Topic: Towards Effective Multi-Modal Human-AI Collaboration on Audio-Visual Data

Abstract: In our series of projects, we explore building multi-sensory human-AI collaborative systems to meet actual user needs in different areas. Here we present two projects: MIMOSA: A human-AI co-creation system for generating spatial audio effects on videos; BISCUIT: A multi-modal video scene exploration system for users with visual impairments

Topic: PEANUT: A Human-AI Collaborative Tool for Annotating Audio-Visual Data

Abstract: Annotating audio-visual datasets is laborious, expensive, and time-consuming. To address this challenge, we designed and developed an efficient audio-visual annotation tool called Peanut to accelerate the audio-visual data annotation process while maintaining high annotation accuracy.
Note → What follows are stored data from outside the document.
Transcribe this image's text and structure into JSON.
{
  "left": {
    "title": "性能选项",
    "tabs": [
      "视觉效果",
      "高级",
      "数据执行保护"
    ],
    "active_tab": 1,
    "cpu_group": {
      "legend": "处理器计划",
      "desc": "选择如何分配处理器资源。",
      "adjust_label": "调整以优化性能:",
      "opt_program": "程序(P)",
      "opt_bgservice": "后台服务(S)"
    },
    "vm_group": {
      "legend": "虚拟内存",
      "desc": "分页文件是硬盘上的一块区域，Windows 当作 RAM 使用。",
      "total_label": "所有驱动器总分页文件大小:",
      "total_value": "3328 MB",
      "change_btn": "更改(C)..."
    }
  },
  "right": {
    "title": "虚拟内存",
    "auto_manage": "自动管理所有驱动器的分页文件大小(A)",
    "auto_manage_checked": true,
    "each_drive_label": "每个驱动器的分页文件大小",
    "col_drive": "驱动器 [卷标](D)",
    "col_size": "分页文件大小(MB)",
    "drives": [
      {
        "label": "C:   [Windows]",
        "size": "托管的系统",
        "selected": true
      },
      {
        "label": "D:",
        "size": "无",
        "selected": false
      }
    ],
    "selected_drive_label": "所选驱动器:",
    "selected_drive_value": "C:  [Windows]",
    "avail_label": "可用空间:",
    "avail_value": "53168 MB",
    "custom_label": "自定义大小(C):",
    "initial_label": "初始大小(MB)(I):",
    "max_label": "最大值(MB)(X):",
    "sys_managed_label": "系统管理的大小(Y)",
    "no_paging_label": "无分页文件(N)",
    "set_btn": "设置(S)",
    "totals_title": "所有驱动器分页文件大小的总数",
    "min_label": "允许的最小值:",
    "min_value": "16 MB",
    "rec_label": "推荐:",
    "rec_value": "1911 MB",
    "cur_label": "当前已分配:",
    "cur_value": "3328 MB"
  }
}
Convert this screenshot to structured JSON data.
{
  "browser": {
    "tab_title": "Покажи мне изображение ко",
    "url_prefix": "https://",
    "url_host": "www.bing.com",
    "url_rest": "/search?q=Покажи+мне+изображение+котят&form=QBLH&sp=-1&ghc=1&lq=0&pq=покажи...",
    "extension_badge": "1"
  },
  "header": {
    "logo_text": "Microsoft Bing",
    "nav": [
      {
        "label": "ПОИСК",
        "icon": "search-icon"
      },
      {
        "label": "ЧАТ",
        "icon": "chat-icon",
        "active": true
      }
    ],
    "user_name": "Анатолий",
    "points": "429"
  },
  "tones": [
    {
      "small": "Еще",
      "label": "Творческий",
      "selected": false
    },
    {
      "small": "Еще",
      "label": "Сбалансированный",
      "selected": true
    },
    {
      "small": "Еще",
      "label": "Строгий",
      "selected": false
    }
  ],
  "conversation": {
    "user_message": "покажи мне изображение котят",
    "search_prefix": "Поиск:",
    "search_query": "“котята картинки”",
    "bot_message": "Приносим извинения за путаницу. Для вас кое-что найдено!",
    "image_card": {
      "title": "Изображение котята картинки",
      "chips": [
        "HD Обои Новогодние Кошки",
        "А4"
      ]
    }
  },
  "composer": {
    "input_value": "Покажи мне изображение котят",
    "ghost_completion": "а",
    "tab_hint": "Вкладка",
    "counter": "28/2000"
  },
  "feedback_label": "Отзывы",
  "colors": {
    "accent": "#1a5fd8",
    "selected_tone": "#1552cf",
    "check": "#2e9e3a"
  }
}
Topic:An Empirical Study on Model Errors and Users’ Error Repair Strategies in Natural Language Interfaces for Database Queries

Abstract: Recent advances in machine learning (ML) and natural language processing (NLP) have led to significant improvement in natural language interfaces for structured databases (NL2SQL). Despite the great strides, the overall accuracy of NL2SQL models is still far from being perfect. In this study, we analyzed the errors made by recent SOTA NL2SQL models and investigate the effectiveness of three interactive error-handling mechanisms.